Salten was born Siegmund Salzmann in Budapest, Hungary. When he was four weeks old, his family relocated to Vienna, Austria. Many Jews were immigrating into the city during the late 19th century because Vienna had granted full citizenship to Jews during 1867.
When his father became bankrupt, the sixteen years old Salten had to quit school and begin working for an insurance agency. He also began submitting poems and book reviews to journals. He became part of the "Young Vienna" movement (Jung Wien) and soon received work as a full-time art and theater critic for Vienna's press (Wiener Allgemeine Zeitung, Zeit). During 1900 he published his first collection of short stories. During 1901 he initiated Vienna's first, short-lived literary cabaret (Jung-Wiener Theater Zum lieben Augustin).
He was soon publishing, on an average, one book a year, of plays, short stories, novels, travel books, and essay collections. He also wrote for nearly all the major newspapers of Vienna. In 1906 Salten went to Ullstein as an editor in chief of the B.Z. am Mittag and the Berliner Morgenpost, but relocated to Vienna some months later. He wrote also film scripts and librettos for operettas. During 1927 he became president of the Austrian P.E.N. club as successor of Arthur Schnitzler.

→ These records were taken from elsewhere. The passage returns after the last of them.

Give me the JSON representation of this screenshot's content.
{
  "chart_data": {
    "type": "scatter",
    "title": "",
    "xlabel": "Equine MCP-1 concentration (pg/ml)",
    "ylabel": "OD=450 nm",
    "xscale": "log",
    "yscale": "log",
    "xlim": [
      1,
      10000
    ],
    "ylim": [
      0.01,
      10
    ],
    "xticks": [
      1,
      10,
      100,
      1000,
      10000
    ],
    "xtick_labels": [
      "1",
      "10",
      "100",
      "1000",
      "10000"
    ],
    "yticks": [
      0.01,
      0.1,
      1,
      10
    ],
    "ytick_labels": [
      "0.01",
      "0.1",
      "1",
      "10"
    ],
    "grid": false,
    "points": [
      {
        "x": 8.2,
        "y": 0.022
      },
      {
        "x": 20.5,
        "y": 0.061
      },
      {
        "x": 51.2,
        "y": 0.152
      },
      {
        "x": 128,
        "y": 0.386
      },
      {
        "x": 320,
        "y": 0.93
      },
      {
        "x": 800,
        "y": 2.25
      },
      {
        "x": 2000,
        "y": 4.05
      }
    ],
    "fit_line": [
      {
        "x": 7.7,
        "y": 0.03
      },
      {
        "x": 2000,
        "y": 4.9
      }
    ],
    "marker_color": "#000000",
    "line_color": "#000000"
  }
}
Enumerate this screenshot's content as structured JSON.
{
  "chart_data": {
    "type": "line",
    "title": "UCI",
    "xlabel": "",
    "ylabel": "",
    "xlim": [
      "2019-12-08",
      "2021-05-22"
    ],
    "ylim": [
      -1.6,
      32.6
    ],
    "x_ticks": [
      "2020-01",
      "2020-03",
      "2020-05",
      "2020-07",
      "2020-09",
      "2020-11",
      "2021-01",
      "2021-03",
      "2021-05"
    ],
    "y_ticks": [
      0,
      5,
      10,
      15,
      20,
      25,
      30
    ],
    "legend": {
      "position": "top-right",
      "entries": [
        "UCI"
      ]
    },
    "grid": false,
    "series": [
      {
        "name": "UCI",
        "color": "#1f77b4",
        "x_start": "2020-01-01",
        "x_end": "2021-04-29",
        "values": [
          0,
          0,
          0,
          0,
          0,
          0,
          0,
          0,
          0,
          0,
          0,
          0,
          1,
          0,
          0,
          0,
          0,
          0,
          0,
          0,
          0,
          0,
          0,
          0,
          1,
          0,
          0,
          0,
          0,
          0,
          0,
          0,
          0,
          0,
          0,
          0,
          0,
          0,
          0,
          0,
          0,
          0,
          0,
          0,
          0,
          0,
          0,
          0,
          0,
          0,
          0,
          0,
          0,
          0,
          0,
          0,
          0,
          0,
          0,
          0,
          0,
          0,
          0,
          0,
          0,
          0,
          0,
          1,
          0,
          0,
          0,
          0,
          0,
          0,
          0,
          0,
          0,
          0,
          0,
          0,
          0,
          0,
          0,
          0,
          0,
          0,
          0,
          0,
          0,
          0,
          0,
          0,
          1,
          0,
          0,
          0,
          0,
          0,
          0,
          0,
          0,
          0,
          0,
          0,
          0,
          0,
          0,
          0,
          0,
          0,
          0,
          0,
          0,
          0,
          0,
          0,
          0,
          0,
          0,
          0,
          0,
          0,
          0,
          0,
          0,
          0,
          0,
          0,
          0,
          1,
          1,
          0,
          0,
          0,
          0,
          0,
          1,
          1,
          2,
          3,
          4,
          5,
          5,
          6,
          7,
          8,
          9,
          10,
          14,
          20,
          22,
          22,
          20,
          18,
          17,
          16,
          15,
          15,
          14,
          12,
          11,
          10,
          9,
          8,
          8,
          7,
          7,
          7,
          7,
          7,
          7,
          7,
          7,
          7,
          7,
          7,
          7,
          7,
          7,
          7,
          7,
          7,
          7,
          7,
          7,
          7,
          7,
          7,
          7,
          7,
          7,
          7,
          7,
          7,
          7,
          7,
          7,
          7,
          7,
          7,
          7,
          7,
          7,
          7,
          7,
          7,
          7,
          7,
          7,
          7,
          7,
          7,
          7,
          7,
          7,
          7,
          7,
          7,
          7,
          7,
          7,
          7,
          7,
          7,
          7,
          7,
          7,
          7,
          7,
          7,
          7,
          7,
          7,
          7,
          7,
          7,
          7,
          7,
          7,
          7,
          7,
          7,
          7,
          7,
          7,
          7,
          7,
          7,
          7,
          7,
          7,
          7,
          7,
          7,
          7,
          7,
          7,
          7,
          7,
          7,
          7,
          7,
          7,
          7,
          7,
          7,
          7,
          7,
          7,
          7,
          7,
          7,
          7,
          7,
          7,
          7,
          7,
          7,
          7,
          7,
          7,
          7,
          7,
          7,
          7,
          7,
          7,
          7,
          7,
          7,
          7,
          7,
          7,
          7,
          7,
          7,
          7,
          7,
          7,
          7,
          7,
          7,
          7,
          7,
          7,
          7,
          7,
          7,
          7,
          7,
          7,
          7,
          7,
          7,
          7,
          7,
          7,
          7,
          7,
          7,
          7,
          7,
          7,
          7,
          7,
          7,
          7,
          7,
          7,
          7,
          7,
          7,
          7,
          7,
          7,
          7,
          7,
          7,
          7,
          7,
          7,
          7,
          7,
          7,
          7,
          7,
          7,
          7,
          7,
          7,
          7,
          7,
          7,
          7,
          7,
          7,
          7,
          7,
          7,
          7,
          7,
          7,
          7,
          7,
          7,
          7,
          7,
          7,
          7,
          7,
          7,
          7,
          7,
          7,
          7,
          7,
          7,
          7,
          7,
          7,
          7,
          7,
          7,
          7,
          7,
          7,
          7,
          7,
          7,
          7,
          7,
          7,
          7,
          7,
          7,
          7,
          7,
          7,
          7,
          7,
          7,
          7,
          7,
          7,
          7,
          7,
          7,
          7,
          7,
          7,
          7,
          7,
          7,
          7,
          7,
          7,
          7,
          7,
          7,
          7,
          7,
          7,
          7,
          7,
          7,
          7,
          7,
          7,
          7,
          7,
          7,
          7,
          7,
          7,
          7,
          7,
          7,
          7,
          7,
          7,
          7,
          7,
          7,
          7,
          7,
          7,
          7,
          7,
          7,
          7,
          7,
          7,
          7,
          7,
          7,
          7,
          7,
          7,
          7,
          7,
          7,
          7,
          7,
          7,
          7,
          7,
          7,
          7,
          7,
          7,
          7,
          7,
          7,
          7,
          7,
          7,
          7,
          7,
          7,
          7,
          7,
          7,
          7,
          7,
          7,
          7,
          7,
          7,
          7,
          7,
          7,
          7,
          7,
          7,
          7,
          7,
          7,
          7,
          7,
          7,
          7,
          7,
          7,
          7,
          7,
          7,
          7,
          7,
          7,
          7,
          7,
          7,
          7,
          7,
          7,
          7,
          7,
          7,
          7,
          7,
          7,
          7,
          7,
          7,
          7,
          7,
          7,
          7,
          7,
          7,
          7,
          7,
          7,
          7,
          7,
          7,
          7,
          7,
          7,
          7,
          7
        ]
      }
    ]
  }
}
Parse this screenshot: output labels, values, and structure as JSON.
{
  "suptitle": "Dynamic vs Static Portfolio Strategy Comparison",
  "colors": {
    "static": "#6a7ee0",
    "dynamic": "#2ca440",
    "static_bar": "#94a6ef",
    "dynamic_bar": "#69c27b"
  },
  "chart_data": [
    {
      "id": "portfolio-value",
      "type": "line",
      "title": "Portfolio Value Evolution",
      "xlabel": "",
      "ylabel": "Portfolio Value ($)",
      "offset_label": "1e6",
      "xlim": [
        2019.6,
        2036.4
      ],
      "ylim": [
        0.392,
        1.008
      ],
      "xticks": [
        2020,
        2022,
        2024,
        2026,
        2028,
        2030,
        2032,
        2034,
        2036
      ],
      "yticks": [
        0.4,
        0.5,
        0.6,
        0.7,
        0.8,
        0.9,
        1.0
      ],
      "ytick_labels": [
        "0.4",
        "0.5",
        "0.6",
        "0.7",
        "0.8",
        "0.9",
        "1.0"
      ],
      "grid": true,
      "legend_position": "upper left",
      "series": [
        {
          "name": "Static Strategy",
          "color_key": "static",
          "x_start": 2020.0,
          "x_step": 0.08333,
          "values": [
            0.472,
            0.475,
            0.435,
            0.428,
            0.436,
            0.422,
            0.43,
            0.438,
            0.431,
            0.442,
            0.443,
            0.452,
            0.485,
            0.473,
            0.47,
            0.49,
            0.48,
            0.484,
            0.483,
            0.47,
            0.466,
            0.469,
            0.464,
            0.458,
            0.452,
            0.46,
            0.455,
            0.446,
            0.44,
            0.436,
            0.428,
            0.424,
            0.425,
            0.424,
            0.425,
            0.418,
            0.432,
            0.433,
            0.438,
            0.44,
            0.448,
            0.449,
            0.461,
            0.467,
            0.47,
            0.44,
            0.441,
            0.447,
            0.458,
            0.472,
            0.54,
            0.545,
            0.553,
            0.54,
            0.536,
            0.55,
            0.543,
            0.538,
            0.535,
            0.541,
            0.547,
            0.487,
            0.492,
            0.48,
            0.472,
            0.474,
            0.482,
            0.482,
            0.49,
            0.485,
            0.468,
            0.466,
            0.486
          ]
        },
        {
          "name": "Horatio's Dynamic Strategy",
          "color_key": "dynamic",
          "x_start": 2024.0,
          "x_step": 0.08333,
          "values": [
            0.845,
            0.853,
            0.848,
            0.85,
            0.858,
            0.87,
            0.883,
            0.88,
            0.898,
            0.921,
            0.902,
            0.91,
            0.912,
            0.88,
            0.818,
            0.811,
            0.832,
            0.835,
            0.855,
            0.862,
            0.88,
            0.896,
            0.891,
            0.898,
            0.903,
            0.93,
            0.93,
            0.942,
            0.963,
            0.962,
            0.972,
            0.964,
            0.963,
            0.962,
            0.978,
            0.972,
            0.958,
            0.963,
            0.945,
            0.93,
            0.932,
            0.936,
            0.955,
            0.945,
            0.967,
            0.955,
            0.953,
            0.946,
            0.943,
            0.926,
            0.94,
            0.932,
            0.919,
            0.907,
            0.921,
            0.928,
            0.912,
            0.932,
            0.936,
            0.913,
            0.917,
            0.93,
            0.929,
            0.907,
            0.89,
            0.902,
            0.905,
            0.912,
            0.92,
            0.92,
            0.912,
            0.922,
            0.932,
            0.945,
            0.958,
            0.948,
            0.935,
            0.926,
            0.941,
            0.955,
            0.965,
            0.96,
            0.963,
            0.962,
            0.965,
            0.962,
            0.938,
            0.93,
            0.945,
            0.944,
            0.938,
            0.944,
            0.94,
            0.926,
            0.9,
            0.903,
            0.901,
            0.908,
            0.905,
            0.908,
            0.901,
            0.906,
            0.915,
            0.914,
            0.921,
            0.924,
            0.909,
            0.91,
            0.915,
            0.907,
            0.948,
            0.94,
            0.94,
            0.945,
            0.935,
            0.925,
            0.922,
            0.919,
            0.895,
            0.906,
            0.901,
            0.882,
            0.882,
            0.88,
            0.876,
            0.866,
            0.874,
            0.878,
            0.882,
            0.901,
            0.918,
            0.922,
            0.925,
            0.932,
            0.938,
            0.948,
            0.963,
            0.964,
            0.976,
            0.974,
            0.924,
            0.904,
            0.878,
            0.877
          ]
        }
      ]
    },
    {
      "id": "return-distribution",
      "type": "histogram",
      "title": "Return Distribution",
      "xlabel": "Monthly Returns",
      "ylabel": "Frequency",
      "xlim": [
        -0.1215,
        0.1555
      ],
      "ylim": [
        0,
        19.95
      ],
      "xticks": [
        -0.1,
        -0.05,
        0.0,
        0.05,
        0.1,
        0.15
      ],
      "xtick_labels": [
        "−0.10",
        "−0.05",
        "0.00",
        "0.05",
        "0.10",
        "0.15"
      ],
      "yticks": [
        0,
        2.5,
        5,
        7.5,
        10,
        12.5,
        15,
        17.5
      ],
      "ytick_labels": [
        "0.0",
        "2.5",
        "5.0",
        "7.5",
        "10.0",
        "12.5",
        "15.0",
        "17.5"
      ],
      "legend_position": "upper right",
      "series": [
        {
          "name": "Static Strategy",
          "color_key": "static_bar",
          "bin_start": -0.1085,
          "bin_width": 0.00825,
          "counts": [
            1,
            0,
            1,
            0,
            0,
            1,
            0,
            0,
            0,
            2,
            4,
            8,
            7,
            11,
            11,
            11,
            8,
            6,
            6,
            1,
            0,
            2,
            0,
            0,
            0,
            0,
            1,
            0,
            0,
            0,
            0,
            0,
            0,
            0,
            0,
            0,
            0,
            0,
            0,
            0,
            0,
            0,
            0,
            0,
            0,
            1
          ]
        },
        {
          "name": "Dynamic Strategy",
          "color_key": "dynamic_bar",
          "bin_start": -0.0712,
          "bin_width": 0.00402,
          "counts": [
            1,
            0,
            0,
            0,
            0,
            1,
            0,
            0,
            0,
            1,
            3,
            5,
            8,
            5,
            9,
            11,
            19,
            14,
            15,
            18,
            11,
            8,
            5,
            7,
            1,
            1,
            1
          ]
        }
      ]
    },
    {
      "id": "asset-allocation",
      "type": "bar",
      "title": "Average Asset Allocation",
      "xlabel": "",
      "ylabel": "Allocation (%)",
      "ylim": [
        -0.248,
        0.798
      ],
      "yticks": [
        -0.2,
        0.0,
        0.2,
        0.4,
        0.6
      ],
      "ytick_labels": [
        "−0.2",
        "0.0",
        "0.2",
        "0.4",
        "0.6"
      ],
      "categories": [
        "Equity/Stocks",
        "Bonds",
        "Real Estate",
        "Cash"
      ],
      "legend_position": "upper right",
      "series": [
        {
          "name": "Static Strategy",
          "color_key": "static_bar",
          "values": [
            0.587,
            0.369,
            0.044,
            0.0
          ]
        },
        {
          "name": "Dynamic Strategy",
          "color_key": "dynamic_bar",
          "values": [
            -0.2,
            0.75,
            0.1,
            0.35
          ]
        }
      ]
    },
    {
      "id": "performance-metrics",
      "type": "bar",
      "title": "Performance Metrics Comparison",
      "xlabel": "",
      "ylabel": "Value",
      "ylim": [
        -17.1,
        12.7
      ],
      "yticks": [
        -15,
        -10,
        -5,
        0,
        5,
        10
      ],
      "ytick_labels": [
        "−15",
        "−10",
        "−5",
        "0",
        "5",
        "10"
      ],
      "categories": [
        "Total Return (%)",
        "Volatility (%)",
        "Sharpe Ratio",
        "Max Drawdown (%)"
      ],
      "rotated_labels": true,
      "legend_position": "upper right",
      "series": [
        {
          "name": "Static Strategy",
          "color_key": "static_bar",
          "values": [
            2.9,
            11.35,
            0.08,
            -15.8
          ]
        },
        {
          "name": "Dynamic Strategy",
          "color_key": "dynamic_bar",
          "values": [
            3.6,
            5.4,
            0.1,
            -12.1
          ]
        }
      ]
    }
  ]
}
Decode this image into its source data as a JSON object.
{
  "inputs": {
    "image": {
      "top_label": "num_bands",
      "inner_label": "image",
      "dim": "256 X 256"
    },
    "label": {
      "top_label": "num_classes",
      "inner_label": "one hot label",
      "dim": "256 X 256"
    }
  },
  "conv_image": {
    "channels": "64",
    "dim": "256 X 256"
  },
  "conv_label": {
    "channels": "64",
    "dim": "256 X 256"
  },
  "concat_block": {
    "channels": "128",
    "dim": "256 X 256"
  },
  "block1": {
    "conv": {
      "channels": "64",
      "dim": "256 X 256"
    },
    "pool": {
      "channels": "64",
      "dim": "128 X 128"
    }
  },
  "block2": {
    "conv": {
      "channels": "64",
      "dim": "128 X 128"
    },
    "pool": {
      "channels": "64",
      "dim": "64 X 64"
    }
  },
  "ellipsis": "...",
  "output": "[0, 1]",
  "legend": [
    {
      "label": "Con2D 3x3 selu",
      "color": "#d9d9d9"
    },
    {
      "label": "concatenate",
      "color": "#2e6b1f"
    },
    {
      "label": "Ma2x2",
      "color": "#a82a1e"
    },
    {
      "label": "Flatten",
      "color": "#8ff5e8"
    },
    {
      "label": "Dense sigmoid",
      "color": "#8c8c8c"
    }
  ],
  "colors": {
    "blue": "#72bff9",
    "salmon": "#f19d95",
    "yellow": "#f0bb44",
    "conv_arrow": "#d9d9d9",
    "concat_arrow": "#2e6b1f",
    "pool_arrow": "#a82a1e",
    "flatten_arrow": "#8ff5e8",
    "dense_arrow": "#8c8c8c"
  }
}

His most famous work is Bambi (1923). It was translated into English during 1928 and became a Book-of-the-Month Club success. During 1933, he sold the film rights to director Sidney Franklin for only $1,000, and Franklin later transferred the rights to the Walt Disney studios. Walt Disney released its movie based on Bambi during 1942.
Life in Austria became perilous for a prominent Jew during the 1930s. Adolf Hitler had Salten's books banned during 1936. Two years later, after Austria had become part of Germany, Salten relocated to Zurich, Switzerland, where he lived until his death and where he died (buried Israelitischer Friedhof Unterer Friesenberg in Zurich).
He was married to the actress Ottilie Metzl (marriage in 1902), and had two children: Paul (b. 1903) and Anna-Katharina (b. 1904). He composed another book based on the character Bambi, titled Bambi's Children: The Story of a Forest Family (1939). His stories "Perri" and "The Hound of Florence" inspired the Disney films Perri (1957) and The Shaggy Dog (1959).
Salten is now considered to be the anonymous author of the erotic novel Josephine Mutzenbacher (1906), the fictional autobiography of a Vienna prostitute.